Dans le cadre de l’exposition « Daimyos, seigneurs de la guerre au Japon », le musée Guimet rassemble pour la première fois une trentaine d’Ō-yoroi, les armures de samouraïs. Équipements militaires et véritables œuvres d’art, elles sont à la fois le symbole de la toute-puissance guerrière et l’expression du pouvoir des grands noms du Japon féodal. Le Musée national des arts asiatiques s’associe au Palais de Tokyo pour présenter des pièces exceptionnelles venant de collections publiques et privées. Vous avez encore jusqu’à dimanche pour venir les admirer !
Les 33 armures de samouraïs exposées proviennent pour la plupart de l’époque Edo. Selon Jean-Christophe Charbonnier, commissaire de l’exposition, elle était une période de calme relatif : « Sous le joug militaire du shogun, les seigneurs se regardaient en chiens de faïence et cherchaient à s’impressionner plus qu’à se combattre ». Par ailleurs, elles n’offraient qu’une sécurité relative à cause des armes à feu. Les armures étaient davantage utilisées pour représenter un nom ou incarner un rang.
Une fonction militaire et symbolique
Les armures des samouraïs sont le résultat de techniques sophistiquées. Elles sont un assemblage complexe de matière tel que le cuir, la laque ou la soie mais aussi de matériaux plus surprenant comme les plumes de paon, les poils d’ours ou la peau de poisson tannée.
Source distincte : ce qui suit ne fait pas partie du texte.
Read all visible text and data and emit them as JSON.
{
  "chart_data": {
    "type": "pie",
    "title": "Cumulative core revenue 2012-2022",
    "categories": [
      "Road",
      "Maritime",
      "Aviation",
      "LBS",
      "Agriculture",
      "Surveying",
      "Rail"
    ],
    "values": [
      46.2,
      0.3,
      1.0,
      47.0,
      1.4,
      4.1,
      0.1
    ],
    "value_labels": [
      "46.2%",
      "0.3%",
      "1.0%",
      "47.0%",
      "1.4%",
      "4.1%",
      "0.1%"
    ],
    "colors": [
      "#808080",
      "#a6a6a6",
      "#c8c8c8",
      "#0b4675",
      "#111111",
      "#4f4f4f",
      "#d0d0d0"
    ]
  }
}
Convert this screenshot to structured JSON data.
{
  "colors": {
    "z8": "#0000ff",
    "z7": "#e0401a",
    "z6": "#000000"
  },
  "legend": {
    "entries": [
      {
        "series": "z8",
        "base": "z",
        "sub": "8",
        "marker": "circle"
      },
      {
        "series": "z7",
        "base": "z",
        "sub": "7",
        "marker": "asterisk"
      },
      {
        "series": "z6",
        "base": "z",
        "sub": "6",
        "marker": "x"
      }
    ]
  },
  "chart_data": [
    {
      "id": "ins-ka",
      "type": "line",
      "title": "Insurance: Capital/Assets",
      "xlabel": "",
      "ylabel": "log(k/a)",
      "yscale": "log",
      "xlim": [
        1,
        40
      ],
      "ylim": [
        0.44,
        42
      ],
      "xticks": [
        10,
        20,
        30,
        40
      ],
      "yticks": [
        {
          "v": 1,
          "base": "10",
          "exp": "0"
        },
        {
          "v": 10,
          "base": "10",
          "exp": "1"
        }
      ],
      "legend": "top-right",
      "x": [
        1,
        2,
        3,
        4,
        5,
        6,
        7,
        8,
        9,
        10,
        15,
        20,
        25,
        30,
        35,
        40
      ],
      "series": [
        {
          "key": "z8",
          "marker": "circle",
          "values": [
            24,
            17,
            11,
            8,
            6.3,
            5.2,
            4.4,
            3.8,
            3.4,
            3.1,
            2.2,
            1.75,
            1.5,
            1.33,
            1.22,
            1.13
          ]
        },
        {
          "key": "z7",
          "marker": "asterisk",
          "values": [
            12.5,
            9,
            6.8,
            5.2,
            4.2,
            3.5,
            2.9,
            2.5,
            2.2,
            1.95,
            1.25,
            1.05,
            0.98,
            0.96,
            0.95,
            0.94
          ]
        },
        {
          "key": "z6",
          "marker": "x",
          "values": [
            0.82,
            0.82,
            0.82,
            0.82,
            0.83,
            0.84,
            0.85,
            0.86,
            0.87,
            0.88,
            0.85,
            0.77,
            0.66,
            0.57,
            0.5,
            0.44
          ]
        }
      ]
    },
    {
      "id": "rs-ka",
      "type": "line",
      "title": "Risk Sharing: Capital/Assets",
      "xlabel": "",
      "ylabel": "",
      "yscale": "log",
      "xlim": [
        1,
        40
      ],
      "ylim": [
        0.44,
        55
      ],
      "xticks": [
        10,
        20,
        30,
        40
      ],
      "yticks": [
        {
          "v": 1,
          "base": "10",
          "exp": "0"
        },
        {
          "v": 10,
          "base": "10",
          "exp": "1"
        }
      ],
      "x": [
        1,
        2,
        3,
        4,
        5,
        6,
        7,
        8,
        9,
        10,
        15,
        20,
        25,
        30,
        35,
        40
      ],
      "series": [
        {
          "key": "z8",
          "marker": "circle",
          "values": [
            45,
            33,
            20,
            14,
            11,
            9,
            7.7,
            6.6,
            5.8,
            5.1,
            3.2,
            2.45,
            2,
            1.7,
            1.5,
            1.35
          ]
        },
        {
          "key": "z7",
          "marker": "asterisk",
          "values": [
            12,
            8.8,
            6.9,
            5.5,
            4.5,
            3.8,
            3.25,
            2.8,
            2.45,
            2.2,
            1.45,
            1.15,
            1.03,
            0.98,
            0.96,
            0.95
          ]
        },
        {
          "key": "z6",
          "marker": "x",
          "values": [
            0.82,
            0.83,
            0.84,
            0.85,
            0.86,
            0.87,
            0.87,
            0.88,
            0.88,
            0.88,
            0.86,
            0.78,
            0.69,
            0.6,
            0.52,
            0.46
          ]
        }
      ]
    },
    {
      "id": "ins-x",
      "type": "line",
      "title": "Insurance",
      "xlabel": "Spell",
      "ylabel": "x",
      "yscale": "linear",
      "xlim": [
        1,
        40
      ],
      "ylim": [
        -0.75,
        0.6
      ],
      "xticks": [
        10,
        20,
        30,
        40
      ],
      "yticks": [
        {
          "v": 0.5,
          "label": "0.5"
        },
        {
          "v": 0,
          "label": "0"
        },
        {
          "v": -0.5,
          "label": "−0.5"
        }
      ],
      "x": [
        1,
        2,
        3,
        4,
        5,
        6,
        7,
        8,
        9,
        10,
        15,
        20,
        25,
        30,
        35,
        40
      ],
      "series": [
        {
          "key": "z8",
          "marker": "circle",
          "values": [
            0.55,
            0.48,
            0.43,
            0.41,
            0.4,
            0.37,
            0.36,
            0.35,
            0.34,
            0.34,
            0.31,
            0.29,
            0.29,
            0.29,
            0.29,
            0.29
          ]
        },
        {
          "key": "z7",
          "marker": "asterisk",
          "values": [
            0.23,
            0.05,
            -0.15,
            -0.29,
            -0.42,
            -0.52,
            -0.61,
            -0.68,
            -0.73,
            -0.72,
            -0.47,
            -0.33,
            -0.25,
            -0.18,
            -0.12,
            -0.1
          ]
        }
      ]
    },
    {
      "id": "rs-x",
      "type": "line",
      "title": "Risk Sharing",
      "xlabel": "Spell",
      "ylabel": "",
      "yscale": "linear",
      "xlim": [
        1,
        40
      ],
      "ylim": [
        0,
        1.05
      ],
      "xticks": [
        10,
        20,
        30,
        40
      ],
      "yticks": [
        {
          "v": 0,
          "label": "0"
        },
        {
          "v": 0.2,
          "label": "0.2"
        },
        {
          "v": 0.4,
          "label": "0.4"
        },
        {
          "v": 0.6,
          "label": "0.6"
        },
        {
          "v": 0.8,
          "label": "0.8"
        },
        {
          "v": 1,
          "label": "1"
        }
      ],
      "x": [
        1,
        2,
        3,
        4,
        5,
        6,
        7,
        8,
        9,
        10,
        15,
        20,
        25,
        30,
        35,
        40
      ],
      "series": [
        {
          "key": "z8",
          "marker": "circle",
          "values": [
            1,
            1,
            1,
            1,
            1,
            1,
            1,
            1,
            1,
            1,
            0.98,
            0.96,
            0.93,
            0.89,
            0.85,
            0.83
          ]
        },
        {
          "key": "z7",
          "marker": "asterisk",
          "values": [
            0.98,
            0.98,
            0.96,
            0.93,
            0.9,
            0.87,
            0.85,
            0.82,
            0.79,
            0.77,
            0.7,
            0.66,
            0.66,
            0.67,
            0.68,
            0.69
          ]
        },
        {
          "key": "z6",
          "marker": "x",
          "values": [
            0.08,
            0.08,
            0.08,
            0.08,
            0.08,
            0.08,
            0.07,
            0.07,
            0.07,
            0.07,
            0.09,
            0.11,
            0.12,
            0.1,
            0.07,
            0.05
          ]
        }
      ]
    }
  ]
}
Le tout offrait une ergonomie et une légèreté supérieure à l’équivalent occidental bien que garantissant une protection comparable. Toutefois, ces équipements étaient très chers et se transmettaient de génération en génération.
Le casque, ou Kabuto, était un élément important de l’armure du samouraï. Composé de diverses plaques en métal forgé et rivetées entre elles et souvent orné de cornes et d’ailes, il a une fonction protectrice mais aussi symbolique. Il arbore parfois des formes et des décors inspirés de la nature alors que le Japon de l’époque est encore fortement imprégné d’animisme. L’ensemble donne un mélange singulier, presque monstrueux, de quoi susciter l’effroi chez les adversaires.
Elles inspirent crainte et respect
La crainte et le respect que ces armures de samouraïs inspirent est à l’image de leur utilisateurs. Les Daimyos, seigneurs de guerre et propriétaires terriens, ont longtemps exercé leur autorité dans l’archipel de manière indépendante vis-à-vis du pouvoir central du Shogun. Les Daimyos se livrent à de guerres incessantes pour accroître leur territoire. Ces combats permanents prennent fin en 1600 après la bataille de Sekigahara. Le Shogun reprend alors le contrôle des seigneurs de guerre.
Sous le règne des Tokugawa, la liberté des Daimyos est considérablement diminuée. Tout d’abord, leur nombre est réduit à 200. Ensuite, les seigneurs doivent résider six mois par an à Edo, ancien nom de Tokyo, et passent le reste de l’année dans leur fief. Toutefois, l’empereur impose qu’ils laissent une partie de leur famille en résidence dans la capitale pour mieux les contrôler. Les armures de samouraï ne sont alors plus que des équipements d’apparat.
Des armures devenue rares
L’ère Meiji et la modernisation du Japon sonne définitivement de glas des Daimyos et l’amélioration des matériels militaires rend les armures de samouraï complètement obsolète. Beaucoup de seigneurs appauvris se résolvent alors à vendre leurs équipements à des acheteurs étrangers, le Japon étant très à la mode en Occident après 1871. Aujourd’hui, les armures complètes sont rares, ce qui rend le travail des commissaires de l’exposition particulièrement remarquable.
Les armures de samouraïs, souvent détenues par des propriétaires privées, sont un trésor généralement inaccessible au grand public en dehors de quelques institutions comme le musée des Confluences de Lyon, le musée Guimet ou le musée de L’Armée à Paris. Dans ce moment rare, « Daimyos, seigneurs de la guerre au Japon », immerge le spectateur dans un pan de l’histoire du pays du Soleil-Levant, souvent fantasmée mais au combien passionnante.